I can’t tell you how many times I’ve driven by a great photo, only to keep going because I was in too much of a hurry to get somewhere. Or I didn’t have my camera and tripod with me. Or I didn’t feel like shooting just with my phone.
I’ve read blog posts from other photographers that suggest always having your camera with you. I’ve taken that to heart recently, even going out of my way to stop and get pictures if I can. I think it’s paid off. For one thing, I think we can learn from every great or terrible photo – especially when it comes to technique and settings.
About a month ago I drove a couple of hours to a meeting, and along the way saw an open field with a barn and a large tree kind of out in the middle of nowhere. And I thought it’d make for some pretty good afternoon shots if I could get back in time. So I set my odometer (trying not to mess with my phone while I drive!) so I could find my way back.
I made it back and drove along a dirt path to reach the barn and the tree. I setup and got some bracketed shots. Nothing magic here – just used the bracketing feature in my Nikon D5300, my MeFOTO tripod, and Nikon remote. Putting together HDR shots in Lightroom is super easy, especially if you’re shooting on a tripod.
It was so quiet and peaceful. In a way I wish I’d have stayed past sunset, but part of the work/life/photography balance sometimes keeps me from shooting where and when I want.
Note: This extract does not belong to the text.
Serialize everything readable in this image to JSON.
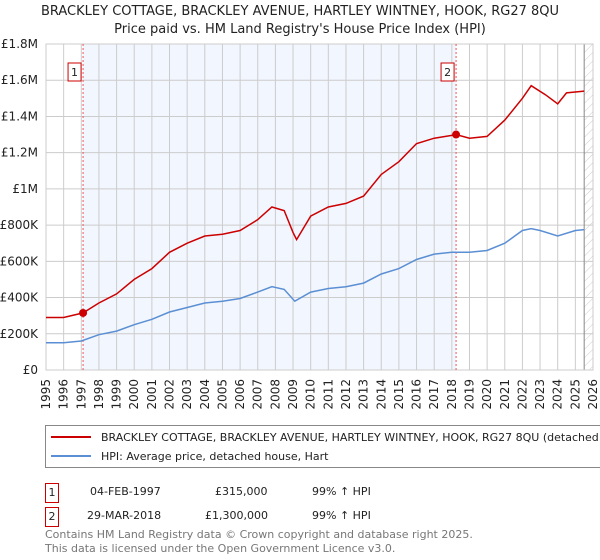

That’s ok – I wanted to get home and see my wife and kids because the next day I was hitting the road again. Sometimes there’s too much noise, too much work, and not enough quality time with them. But the 30 minutes I spent out there was worth it.
So my advice is to carry your camera all the time, and of course, watch the road, but if you see something interesting, make time to stop and get some shots.